The argument must be an expression that returns a value of type SMALLINT, INTEGER, BIGINT or DECIMAL.

“If the argument can be null, the result can be null; if the argument is null, the result is the null value.”

The result of the function is a **fixed-length character string** representing the absolute value of the argument without regard to its scale.

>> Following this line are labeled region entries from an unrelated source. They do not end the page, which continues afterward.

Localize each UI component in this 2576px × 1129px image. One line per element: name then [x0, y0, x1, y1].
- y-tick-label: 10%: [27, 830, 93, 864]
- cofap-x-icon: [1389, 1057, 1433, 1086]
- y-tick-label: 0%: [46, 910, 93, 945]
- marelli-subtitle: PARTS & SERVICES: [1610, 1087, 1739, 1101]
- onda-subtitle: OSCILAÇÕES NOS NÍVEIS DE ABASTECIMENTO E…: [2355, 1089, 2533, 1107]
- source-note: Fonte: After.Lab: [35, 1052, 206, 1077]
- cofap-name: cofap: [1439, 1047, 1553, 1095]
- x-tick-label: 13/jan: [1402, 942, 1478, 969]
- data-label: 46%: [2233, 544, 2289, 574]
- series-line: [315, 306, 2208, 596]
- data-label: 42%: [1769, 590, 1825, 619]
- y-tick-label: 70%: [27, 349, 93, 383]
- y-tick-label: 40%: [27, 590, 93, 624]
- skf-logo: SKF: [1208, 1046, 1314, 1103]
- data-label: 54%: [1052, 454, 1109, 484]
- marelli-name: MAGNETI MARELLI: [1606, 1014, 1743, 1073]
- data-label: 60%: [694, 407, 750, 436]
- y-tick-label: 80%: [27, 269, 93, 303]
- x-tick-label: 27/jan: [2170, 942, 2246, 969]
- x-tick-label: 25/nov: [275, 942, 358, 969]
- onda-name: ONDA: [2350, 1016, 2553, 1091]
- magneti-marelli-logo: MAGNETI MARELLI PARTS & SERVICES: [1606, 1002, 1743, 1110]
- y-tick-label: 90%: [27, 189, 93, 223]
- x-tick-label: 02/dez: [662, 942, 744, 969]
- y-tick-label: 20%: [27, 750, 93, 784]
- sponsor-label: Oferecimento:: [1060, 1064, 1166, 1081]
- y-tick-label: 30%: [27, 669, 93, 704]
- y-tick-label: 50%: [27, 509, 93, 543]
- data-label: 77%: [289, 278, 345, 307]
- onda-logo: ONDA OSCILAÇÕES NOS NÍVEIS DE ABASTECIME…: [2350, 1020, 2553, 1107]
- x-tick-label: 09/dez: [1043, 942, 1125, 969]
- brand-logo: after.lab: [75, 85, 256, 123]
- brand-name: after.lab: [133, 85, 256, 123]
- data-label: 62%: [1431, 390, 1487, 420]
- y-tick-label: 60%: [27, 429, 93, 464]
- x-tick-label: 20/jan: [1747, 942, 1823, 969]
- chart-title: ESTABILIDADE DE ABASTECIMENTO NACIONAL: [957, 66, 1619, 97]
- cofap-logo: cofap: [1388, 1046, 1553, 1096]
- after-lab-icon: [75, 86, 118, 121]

The result does not include a sign or a decimal character. Instead, it consists exclusively of digits, including, if necessary, leading zeros to fill out the string. The length of the

string is:

- 5 if the argument is a small integer
- 10 if the argument is a large integer
- 19 if the argument is a big integer
- p if the argument is a decimal number with a precision of p.

### Examples:

Assume that a table called TABLEX contains an INTEGER column called INTCOL containing 10-digit numbers. List all distinct four-digit combinations of the first four digits contained in column INTCOL.

```
SELECT DISTINCT SUBSTR(DIGITS(INTCOL),1,4)
FROM TABLEX;
```

Assume that COLUMNX has the DECIMAL(6,2) data type and that one of its values is -6.28. Then, for this value:

`DIGITS(COLUMNX) `

Returns the value ‘000628’.

#### Result:

The result is a string of length six (the precision of the column) with leading zeros padding the string out to this length. Neither sign nor decimal point appears in the result.